Source URL: https://simonwillison.net/2024/Oct/27/llm-jq/#atom-everything
Source: Simon Willison’s Weblog
Title: Run a prompt to generate and execute jq programs using llm-jq
Feedly Summary: llm-jq is a brand new plugin for LLM which lets you pipe JSON directly into the llm jq command along with a human-language description of how you’d like to manipulate that JSON and have a jq program generated and executed for you on the fly.
Thomas Ptacek on Twitter:
The JQ CLI should just BE a ChatGPT client, so there’s no pretense of actually understanding this syntax. Cut out the middleman, just look up what I’m trying to do, for me.
I couldn’t resist writing a plugin. Here’s an example of llm-jq in action:
llm install llm-jq
curl -s https://api.github.com/repos/simonw/datasette/issues | \
llm jq ‘count by user login, top 3’
This outputs the following:
[
{
“login": "simonw",
"count": 11
},
{
"login": "king7532",
"count": 5
},
{
"login": "dependabot[bot]",
"count": 2
}
]
group_by(.user.login) | map({login: .[0].user.login, count: length}) | sort_by(-.count) | .[0:3]
The JSON result is sent to standard output, the jq program it generated and executed is sent to standard error. Add the -s/–silent option to tell it not to output the program, or the -v/–verbose option for verbose output that shows the prompt it sent to the LLM as well.
Under the hood it passes the first 1024 bytes of the JSON piped to it plus the program description "count by user login, top 3" to the default LLM model (usually gpt-4o-mini unless you set another with e.g. llm models default claude-3.5-sonnet) and system prompt. It then runs jq in a subprocess and pipes in the full JSON that was passed to it.
Here’s the system prompt it uses, adapted from my llm-cmd plugin:
Based on the example JSON snippet and the desired query, write a jq program
Return only the jq program to be executed as a raw string, no string delimiters wrapping it, no yapping, no markdown, no fenced code blocks, what you return will be passed to subprocess.check_output(‘jq’, […]) directly. For example, if the user asks: extract the name of the first person You return only: .people[0].name
I used Claude to figure out how to pipe content from the parent process to the child and detect and return the correct exit code.
Tags: plugins, projects, thomas-ptacek, ai, jq, generative-ai, ai-assisted-programming, llm
AI Summary and Description: Yes
Summary: The content discusses the new llm-jq plugin that integrates JSON handling with natural language descriptions, using a large language model (LLM) like GPT to generate jq commands. This presents a novel intersection of AI capabilities with data manipulation tasks, making it highly relevant for developers and professionals interested in AI-enhanced programming tools.
Detailed Description:
The llm-jq plugin represents an innovative approach to simplify JSON manipulation through AI assistance. Here are the major points:
– **Integration with LLMs**: The plugin allows users to input JSON alongside a natural language description to automatically generate and execute jq commands via the LLM.
– **User Interaction Example**: The demonstrative example showcases how to install the plugin and use it to summarize issue counts attributed to various GitHub users, illustrating its practical utility.
– **Command Construction**: The plugin does not require users to know jq syntax deeply, as it directly translates human language queries into executable jq scripts. This lowers the barrier for developers who might not be familiar with such command-line tools.

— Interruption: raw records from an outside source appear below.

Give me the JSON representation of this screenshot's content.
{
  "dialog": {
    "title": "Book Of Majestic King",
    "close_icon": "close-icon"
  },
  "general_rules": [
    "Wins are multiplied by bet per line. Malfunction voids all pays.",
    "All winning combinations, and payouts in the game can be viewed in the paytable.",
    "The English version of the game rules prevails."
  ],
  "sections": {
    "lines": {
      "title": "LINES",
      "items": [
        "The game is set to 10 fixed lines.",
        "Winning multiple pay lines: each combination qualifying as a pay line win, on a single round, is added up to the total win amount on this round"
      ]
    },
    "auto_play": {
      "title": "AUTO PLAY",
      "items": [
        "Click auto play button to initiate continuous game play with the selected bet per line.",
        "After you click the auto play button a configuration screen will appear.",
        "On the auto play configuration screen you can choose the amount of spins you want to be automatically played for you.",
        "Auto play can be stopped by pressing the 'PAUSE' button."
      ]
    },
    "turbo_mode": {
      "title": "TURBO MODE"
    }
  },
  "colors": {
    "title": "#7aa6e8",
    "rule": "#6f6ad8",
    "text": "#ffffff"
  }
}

– **System Prompting**: The backend uses a well-defined system prompt to guide the LLM in returning precise jq commands. This interaction emphasizes the importance of crafting effective prompts for maximizing LLM utility.

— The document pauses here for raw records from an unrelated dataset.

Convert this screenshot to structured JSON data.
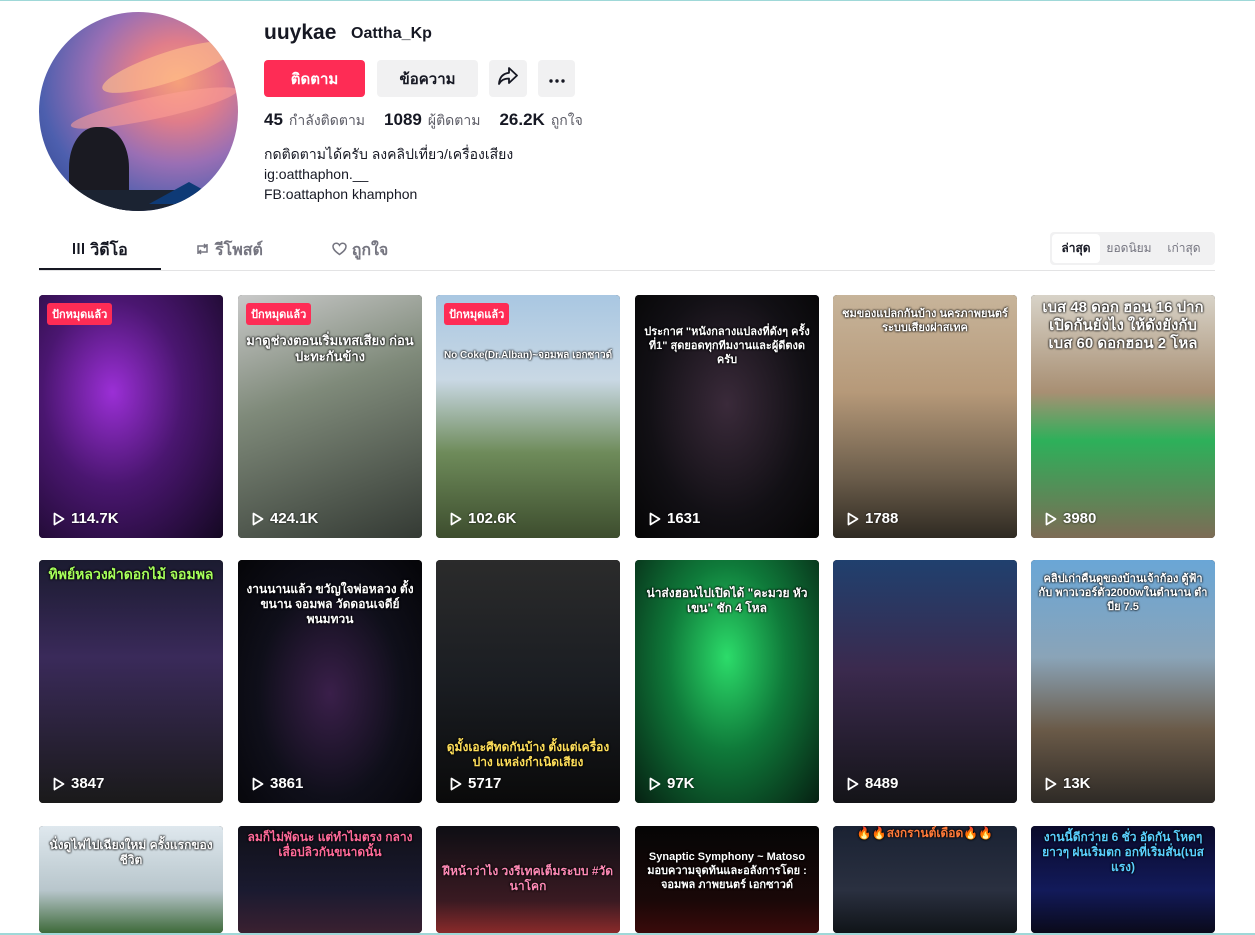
{
  "profile": {
    "username": "uuykae",
    "nickname": "Oattha_Kp",
    "follow_label": "ติดตาม",
    "message_label": "ข้อความ",
    "stats": [
      {
        "value": "45",
        "label": "กำลังติดตาม"
      },
      {
        "value": "1089",
        "label": "ผู้ติดตาม"
      },
      {
        "value": "26.2K",
        "label": "ถูกใจ"
      }
    ],
    "bio": [
      "กดติดตามได้ครับ ลงคลิปเที่ยว/เครื่องเสียง",
      "ig:oatthaphon.__",
      "FB:oattaphon khamphon"
    ]
  },
  "tabs": [
    {
      "label": "วิดีโอ",
      "icon": "grid-icon"
    },
    {
      "label": "รีโพสต์",
      "icon": "repost-icon"
    },
    {
      "label": "ถูกใจ",
      "icon": "heart-icon"
    }
  ],
  "sort": [
    "ล่าสุด",
    "ยอดนิยม",
    "เก่าสุด"
  ],
  "pinned_label": "ปักหมุดแล้ว",
  "videos": [
    {
      "views": "114.7K",
      "pinned": true,
      "caption": ""
    },
    {
      "views": "424.1K",
      "pinned": true,
      "caption": "มาดูช่วงตอนเริ่มเทสเสียง ก่อนปะทะกันข้าง"
    },
    {
      "views": "102.6K",
      "pinned": true,
      "caption": "No Coke(Dr.Alban)~จอมพล เอกซาวด์"
    },
    {
      "views": "1631",
      "pinned": false,
      "caption": "ประกาศ \"หนังกลางแปลงที่ดังๆ ครั้งที่1\" สุดยอดทุกทีมงานและผู้ดีตงดครับ"
    },
    {
      "views": "1788",
      "pinned": false,
      "caption": "ชมของแปลกกันบ้าง นครภาพยนตร์ ระบบเสียงฝาสเทค"
    },
    {
      "views": "3980",
      "pinned": false,
      "caption": "เบส 48 ดอก ฮอน 16 ปาก เปิดกันยังไง ให้ดังยังกับ เบส 60 ดอกฮอน 2 โหล"
    },
    {
      "views": "3847",
      "pinned": false,
      "caption": "ทิพย์หลวงฝ่าดอกไม้ จอมพล"
    },
    {
      "views": "3861",
      "pinned": false,
      "caption": "งานนานแล้ว ขวัญใจพ่อหลวง ตั้งขนาน จอมพล วัดดอนเจดีย์ พนมทวน"
    },
    {
      "views": "5717",
      "pinned": false,
      "caption": "ดูมั้งเอะศีทดกันบ้าง ตั้งแต่เครื่องปาง แหล่งกำเนิดเสียง"
    },
    {
      "views": "97K",
      "pinned": false,
      "caption": "น่าส่งฮอนไปเปิดได้ \"คะมวย หัวเขน\" ชัก 4 โหล"
    },
    {
      "views": "8489",
      "pinned": false,
      "caption": ""
    },
    {
      "views": "13K",
      "pinned": false,
      "caption": "คลิปเก่าคืนดูของบ้านเจ้าก้อง ตู้ฟ้ากับ พาวเวอร์ตัว2000wในตำนาน ตำบีย 7.5"
    },
    {
      "views": "",
      "pinned": false,
      "caption": "นั่งดูไฟไปเฉียงใหม่ ครั้งแรกของชีวิต"
    },
    {
      "views": "",
      "pinned": false,
      "caption": "ลมก็ไม่พัดนะ แต่ทำไมตรง กลางเสื่อปลิวกันขนาดนั้น"
    },
    {
      "views": "",
      "pinned": false,
      "caption": "ฝีหน้าว่าไง วงรีเทคเต็มระบบ #วัดนาโคก"
    },
    {
      "views": "",
      "pinned": false,
      "caption": "Synaptic Symphony ~ Matoso มอบความจุดท้นและอลังการโดย : จอมพล ภาพยนตร์ เอกซาวด์"
    },
    {
      "views": "",
      "pinned": false,
      "caption": "🔥🔥สงกรานต์เดือด🔥🔥"
    },
    {
      "views": "",
      "pinned": false,
      "caption": "งานนี้ดีกว่าย 6 ชั่ว อัดกัน โหดๆยาวๆ ฝนเริ่มตก อกที่เริ่มสั่น(เบสแรง)"
    }
  ]
}
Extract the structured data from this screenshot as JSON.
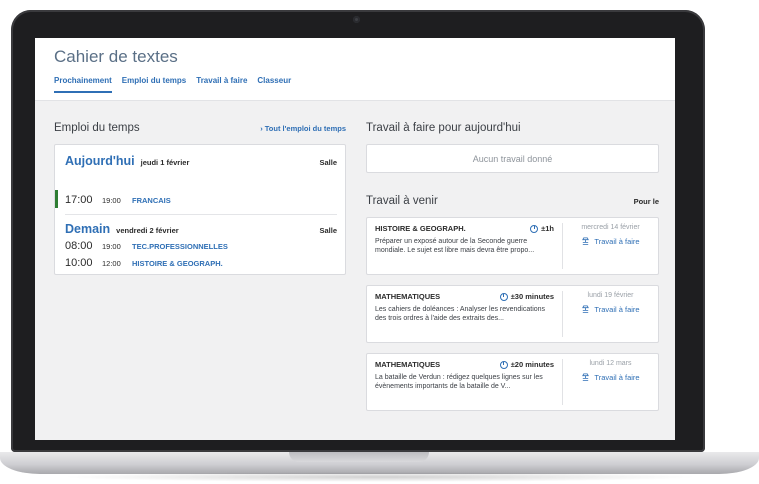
{
  "app": {
    "title": "Cahier de textes",
    "tabs": [
      {
        "label": "Prochainement",
        "active": true
      },
      {
        "label": "Emploi du temps",
        "active": false
      },
      {
        "label": "Travail à faire",
        "active": false
      },
      {
        "label": "Classeur",
        "active": false
      }
    ]
  },
  "schedule": {
    "title": "Emploi du temps",
    "link": "› Tout l'emploi du temps",
    "days": [
      {
        "name": "Aujourd'hui",
        "date": "jeudi 1 février",
        "room_header": "Salle",
        "lessons": [
          {
            "start": "17:00",
            "end": "19:00",
            "subject": "FRANCAIS"
          }
        ]
      },
      {
        "name": "Demain",
        "date": "vendredi 2 février",
        "room_header": "Salle",
        "lessons": [
          {
            "start": "08:00",
            "end": "19:00",
            "subject": "TEC.PROFESSIONNELLES"
          },
          {
            "start": "10:00",
            "end": "12:00",
            "subject": "HISTOIRE & GEOGRAPH."
          }
        ]
      }
    ]
  },
  "today_homework": {
    "title": "Travail à faire pour aujourd'hui",
    "empty_text": "Aucun travail donné"
  },
  "upcoming": {
    "title": "Travail à venir",
    "right_label": "Pour le",
    "items": [
      {
        "subject": "HISTOIRE & GEOGRAPH.",
        "duration": "±1h",
        "description": "Préparer un exposé autour de la Seconde guerre mondiale. Le sujet est libre mais devra être propo...",
        "due_date": "mercredi 14 février",
        "action": "Travail à faire"
      },
      {
        "subject": "MATHEMATIQUES",
        "duration": "±30 minutes",
        "description": "Les cahiers de doléances : Analyser les revendications des trois ordres à l'aide des extraits des...",
        "due_date": "lundi 19 février",
        "action": "Travail à faire"
      },
      {
        "subject": "MATHEMATIQUES",
        "duration": "±20 minutes",
        "description": "La bataille de Verdun : rédigez quelques lignes sur les évènements importants de la bataille de V...",
        "due_date": "lundi 12 mars",
        "action": "Travail à faire"
      }
    ]
  },
  "colors": {
    "accent": "#2f6fb5",
    "current_lesson": "#2e7d32",
    "frame": "#1e1e20"
  }
}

– **Flexibility and Options**: Users can choose verbosity levels in outputs, demonstrating the plugin’s flexibility in providing information.
Key Insights:
– **AI-Assisted Programming**: The plugin is a clear example of how generative AI can assist in programming tasks, potentially speeding up workflow and reducing error rates during data manipulation.
– **DevSecOps and MLOps Relevance**: By facilitating faster data processing and analysis, such tools can significantly impact development and operational security practices, enhancing data management across integrated platforms.
– **Future Potential**: As tools like llm-jq evolve, there may emerge new use cases, particularly for users requiring quick data manipulation without deep technical expertise in underlying data formats or command-line tools.
In summary, llm-jq bridges the gap between natural language processing and programming, illustrating significant advancements in user-friendly interfaces for data manipulation. This is crucial for professionals in AI and cloud computing who constantly seek efficient, security-conscious solutions in programming and infrastructure management.